Justiça mantém multa contra o BB por uso de terceirizados
Texto: Paulo Toledo
O juiz da 2.ª Vara da Justiça Federal de Bauru, Heraldo Garcia Vitta, manteve multa aplicada, em 1996, ao Banco do Brasil pelo Ministério Público do Trabalho pela contratação de digitadores para o antigo Cesec-Bauru por meio de uma empresa prestadora de serviços, descumprindo um termo de compromisso firmado com o MPT em 1993. O BB havia contestado a multa, mas Vitta julgou improcedente o pleito da anulação da penalidade.
O juiz entendeu que a atuação dos digitadores está ligada a atividade-fim do banco. Por isso, para contratação dos trabalhadores deveria ter aberto um concurso público, por ser uma sociedade de economia mista.
Vitta entendeu, em sua sentença, que o MPT tem legitimidade para o ajustamento de conduta em inquérito administrativo bem como para imposição de multas, conforme o artigo 129 da Constituição e artigo 83 da Lei Complementar 75/93. O juiz diz que o Ministério Público agiu pela defesa de interesses coletivos indisponíveis, pois os direitos sociais da categoria dos digitadores das empresas não podem, evidentemente, ser renunciados.
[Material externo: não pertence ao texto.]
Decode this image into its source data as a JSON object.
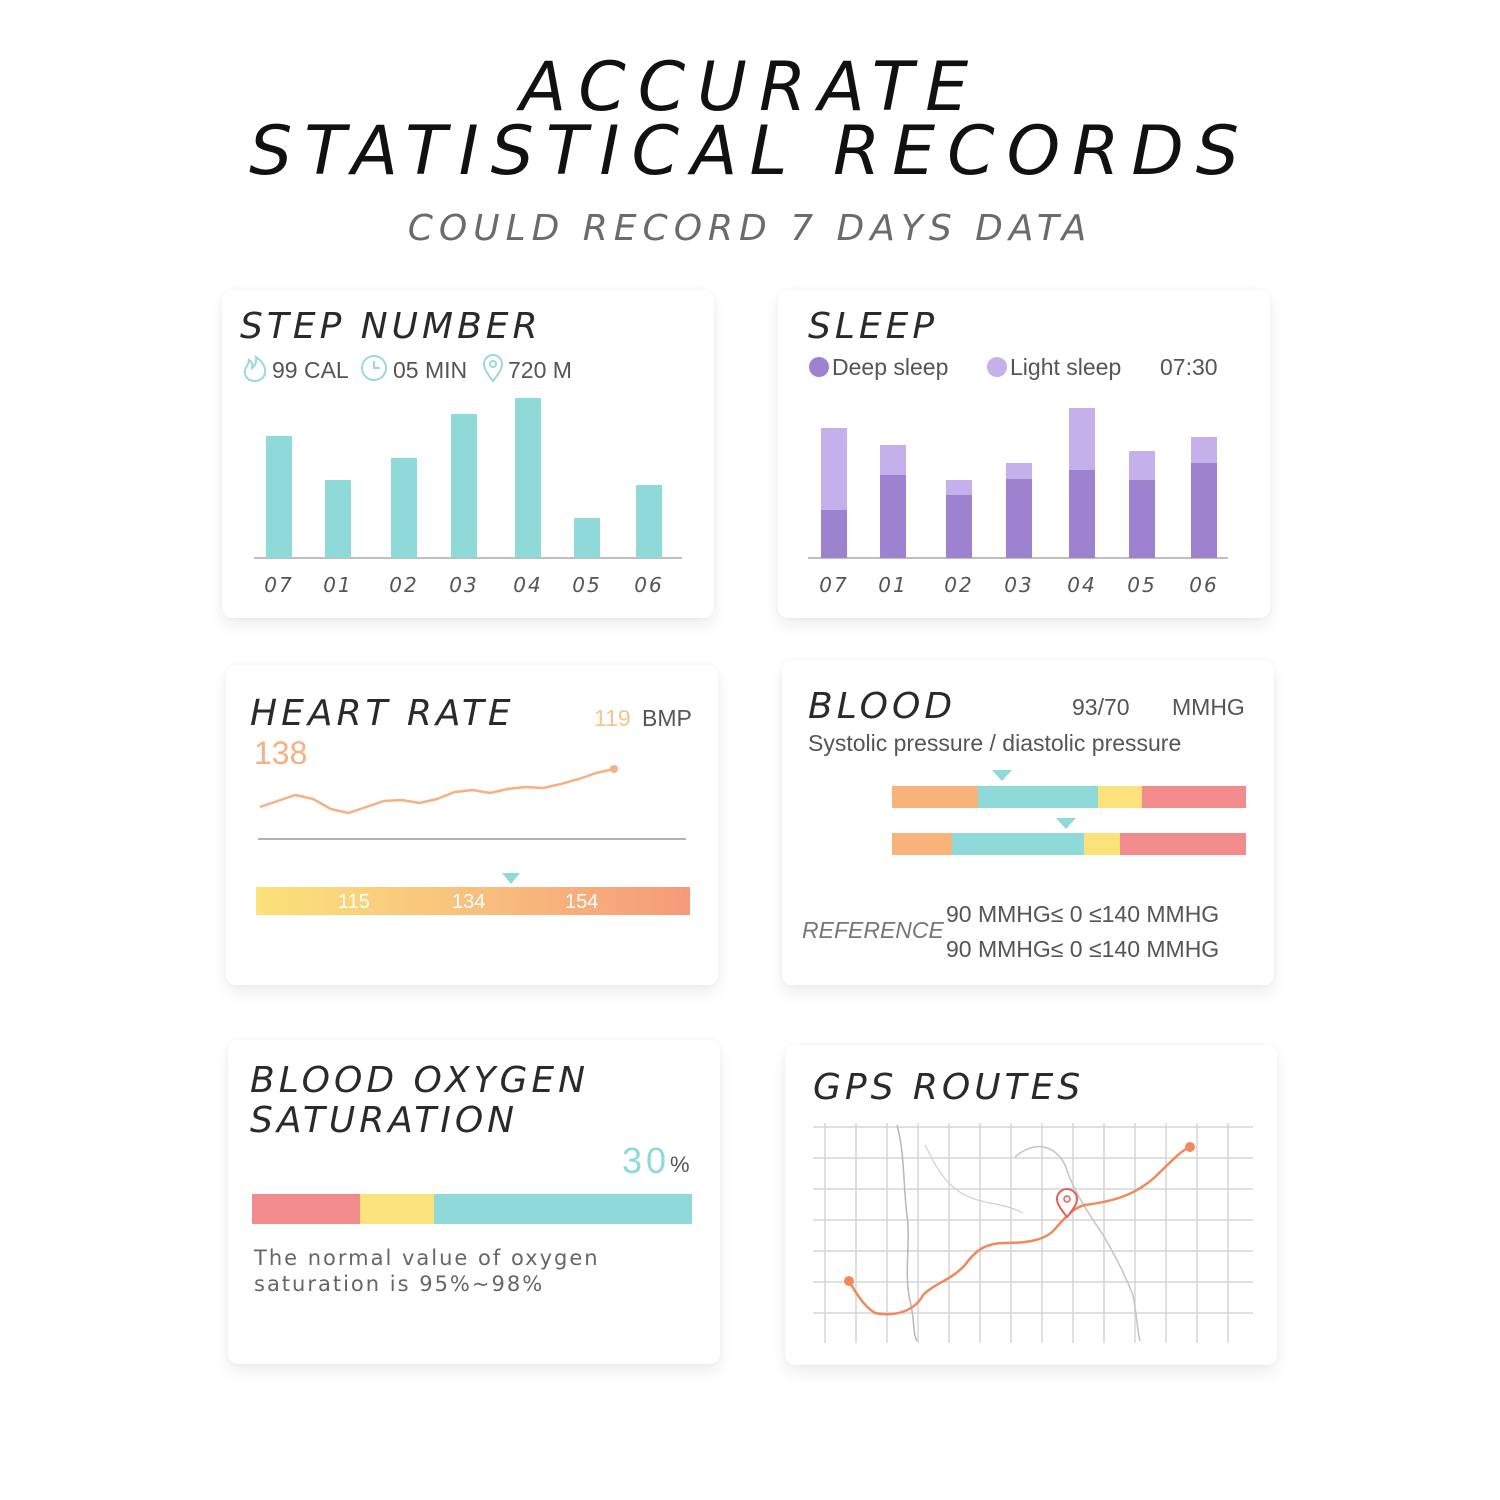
{
  "header": {
    "title_line1": "ACCURATE",
    "title_line2": "STATISTICAL RECORDS",
    "subtitle": "COULD RECORD 7 DAYS DATA"
  },
  "step": {
    "title": "STEP NUMBER",
    "stats": [
      {
        "icon": "flame-icon",
        "text": "99 CAL"
      },
      {
        "icon": "clock-icon",
        "text": "05 MIN"
      },
      {
        "icon": "location-pin-icon",
        "text": "720 M"
      }
    ],
    "bar_color": "#8fd9d8"
  },
  "sleep": {
    "title": "SLEEP",
    "legend_deep": "Deep sleep",
    "legend_light": "Light sleep",
    "duration": "07:30",
    "deep_color": "#9d83cf",
    "light_color": "#c4b0ea"
  },
  "heart": {
    "title": "HEART RATE",
    "current_value": "119",
    "unit": "BMP",
    "max_value": "138",
    "zone_labels": [
      "115",
      "134",
      "154"
    ],
    "line_color": "#f4b184"
  },
  "blood": {
    "title": "BLOOD",
    "value": "93/70",
    "unit": "MMHG",
    "description": "Systolic pressure / diastolic pressure",
    "reference_label": "REFERENCE",
    "reference_lines": [
      "90 MMHG≤  0 ≤140 MMHG",
      "90 MMHG≤  0 ≤140 MMHG"
    ],
    "bar1_marker": 0.31,
    "bar2_marker": 0.49
  },
  "oxygen": {
    "title_line1": "BLOOD OXYGEN",
    "title_line2": "SATURATION",
    "value": "30",
    "unit": "%",
    "note_line1": "The normal value of oxygen",
    "note_line2": "saturation is 95%~98%"
  },
  "gps": {
    "title": "GPS ROUTES",
    "route_color": "#f08a5d"
  },
  "chart_data": [
    {
      "type": "bar",
      "categories": [
        "07",
        "01",
        "02",
        "03",
        "04",
        "05",
        "06"
      ],
      "values": [
        122,
        78,
        100,
        144,
        160,
        40,
        73
      ]
    },
    {
      "type": "bar",
      "categories": [
        "07",
        "01",
        "02",
        "03",
        "04",
        "05",
        "06"
      ],
      "series": [
        {
          "name": "Deep sleep",
          "values": [
            48,
            83,
            63,
            79,
            88,
            78,
            95
          ]
        },
        {
          "name": "Light sleep",
          "values": [
            82,
            30,
            15,
            16,
            62,
            29,
            26
          ]
        }
      ]
    },
    {
      "type": "line",
      "x": [
        0,
        1,
        2,
        3,
        4,
        5,
        6,
        7,
        8,
        9,
        10,
        11,
        12,
        13,
        14,
        15,
        16,
        17,
        18,
        19,
        20
      ],
      "y": [
        10,
        16,
        22,
        18,
        8,
        4,
        10,
        16,
        17,
        14,
        18,
        25,
        27,
        24,
        28,
        30,
        29,
        33,
        38,
        44,
        48
      ]
    }
  ]
}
Para Vitta, o BB reconheceu sua falta quando a presidência assinou, em maio de 93, termo de compromisso para dispensar os terceirizados em 180 dias. Somente as chamada atividades-meio poderiam contar com a contratação de serviços especializados.
Edmundo Fraga Lopes, chefe da regional do Departamento Jurídico do Banco do Brasil, em Bauru, disse que a instituição ainda não tem conhecimento da sentença. Porém, de antemão já anuncia que deve recorrer da decisão da primeira instância.